I am trying to predict age from a couple of variables using linear regression, but when I plot predicted age against real age, I can see that small values are significantly overestimated and big values are underestimated. If I flip the axes, so my predicted values are on the X axis, the regression line is as straight as it can be.
set.seed(1)
n = 50
age <- 1:n+10
variable1 <- age + 100 + rnorm(n, 0, 45)
variable2 <- age + 100 + rnorm(n, 0, 45)
variable3 <- age + 100 + rnorm(n, 0, 45)
variable4 <- age + 100 + rnorm(n, 0, 45)
data <- as.data.frame(cbind(age, variable1,
variable2, variable3, variable4))
fit_all <- lm(age ~ ., data=data)
predictions_all <- predict(fit_all, data)
par(mfrow=c(1,2))
plot(predictions_all ~ age, ylab='Predicted age', xlim=c(5,65), ylim=c(5,65), main='underestimated/overestimated age')
abline(coef(lm(predictions_all ~ age)), col='red')
plot(age ~ predictions_all, xlab='Predicted age', xlim=c(5,65), ylim=c(5,65), main='X-Y axes fliped')
abline(coef(lm(age ~ predictions_all)), col='red')
I think I understand what is going on in case of 1 variable, an average 10-year-old sample will have a value of a variable5 around 117, however an average sample with a variable5 of 117 will be around 20 years old, hence the bias.
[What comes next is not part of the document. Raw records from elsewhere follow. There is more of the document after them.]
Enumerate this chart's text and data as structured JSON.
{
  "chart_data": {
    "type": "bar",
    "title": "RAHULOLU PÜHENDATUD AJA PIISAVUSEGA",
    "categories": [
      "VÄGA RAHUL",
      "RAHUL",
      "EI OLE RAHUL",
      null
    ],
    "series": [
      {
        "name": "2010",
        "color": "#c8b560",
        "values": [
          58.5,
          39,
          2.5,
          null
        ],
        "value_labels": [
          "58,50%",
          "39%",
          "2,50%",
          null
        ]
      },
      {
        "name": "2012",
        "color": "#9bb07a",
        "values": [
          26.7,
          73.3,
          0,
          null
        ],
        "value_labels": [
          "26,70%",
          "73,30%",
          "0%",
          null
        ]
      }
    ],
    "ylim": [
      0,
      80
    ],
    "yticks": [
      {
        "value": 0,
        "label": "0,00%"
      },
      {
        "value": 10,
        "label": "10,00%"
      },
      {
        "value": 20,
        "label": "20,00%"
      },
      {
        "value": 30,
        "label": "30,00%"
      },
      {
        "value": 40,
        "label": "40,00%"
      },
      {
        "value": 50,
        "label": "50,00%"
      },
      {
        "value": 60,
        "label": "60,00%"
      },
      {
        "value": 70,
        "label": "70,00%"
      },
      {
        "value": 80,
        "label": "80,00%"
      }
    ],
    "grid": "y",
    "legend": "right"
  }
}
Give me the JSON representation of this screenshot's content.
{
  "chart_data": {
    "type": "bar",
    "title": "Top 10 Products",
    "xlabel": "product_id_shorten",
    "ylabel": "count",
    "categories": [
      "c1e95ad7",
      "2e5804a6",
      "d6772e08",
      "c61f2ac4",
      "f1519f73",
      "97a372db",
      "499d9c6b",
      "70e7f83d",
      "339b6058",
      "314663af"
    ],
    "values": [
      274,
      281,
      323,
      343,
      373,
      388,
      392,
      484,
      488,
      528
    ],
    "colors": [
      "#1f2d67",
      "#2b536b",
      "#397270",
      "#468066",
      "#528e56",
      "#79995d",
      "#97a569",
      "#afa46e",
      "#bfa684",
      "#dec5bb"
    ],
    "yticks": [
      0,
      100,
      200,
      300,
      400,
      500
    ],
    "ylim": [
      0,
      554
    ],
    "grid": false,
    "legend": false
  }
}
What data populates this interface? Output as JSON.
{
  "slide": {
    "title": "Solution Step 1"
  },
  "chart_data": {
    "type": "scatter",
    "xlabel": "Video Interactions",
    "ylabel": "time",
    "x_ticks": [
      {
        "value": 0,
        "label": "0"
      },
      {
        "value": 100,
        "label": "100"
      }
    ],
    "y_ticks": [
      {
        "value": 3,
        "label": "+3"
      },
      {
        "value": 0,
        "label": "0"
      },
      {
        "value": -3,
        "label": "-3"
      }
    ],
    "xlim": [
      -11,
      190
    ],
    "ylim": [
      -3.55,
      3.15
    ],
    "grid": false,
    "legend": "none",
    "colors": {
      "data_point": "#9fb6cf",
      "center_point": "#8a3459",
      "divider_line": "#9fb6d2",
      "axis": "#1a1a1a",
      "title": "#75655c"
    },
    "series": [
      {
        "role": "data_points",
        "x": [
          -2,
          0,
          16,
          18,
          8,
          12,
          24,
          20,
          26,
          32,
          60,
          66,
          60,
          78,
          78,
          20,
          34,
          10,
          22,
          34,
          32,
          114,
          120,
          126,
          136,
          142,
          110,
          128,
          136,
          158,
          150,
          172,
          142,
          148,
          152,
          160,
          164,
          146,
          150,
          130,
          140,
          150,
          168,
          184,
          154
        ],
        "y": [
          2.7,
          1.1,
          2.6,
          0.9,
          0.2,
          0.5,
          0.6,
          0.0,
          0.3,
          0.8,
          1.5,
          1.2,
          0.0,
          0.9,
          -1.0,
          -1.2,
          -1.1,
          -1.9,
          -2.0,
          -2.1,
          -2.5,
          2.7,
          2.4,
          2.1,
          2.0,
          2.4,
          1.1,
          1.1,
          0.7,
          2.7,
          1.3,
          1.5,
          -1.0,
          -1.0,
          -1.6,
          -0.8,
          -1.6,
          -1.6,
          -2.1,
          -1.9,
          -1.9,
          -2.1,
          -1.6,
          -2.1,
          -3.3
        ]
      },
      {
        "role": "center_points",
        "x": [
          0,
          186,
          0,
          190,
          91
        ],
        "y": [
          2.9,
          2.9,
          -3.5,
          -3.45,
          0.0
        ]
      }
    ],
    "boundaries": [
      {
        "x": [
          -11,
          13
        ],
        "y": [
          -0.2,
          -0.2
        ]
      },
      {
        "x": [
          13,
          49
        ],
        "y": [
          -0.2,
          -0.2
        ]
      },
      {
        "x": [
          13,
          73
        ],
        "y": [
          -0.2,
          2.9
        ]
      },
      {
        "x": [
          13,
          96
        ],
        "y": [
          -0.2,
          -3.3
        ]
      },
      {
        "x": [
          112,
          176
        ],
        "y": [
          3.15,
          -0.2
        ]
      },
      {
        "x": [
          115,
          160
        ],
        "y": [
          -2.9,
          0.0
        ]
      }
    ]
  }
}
I still can't get my head around this situation in case of multiple variables and what to do about it. There is a similar question here Why are the residuals in this model so linearly skewed? where the answer is basically don't worry about it and plot residuals instead, however that is not solving my problem of a systematic bias of my predictions, which is what I care about.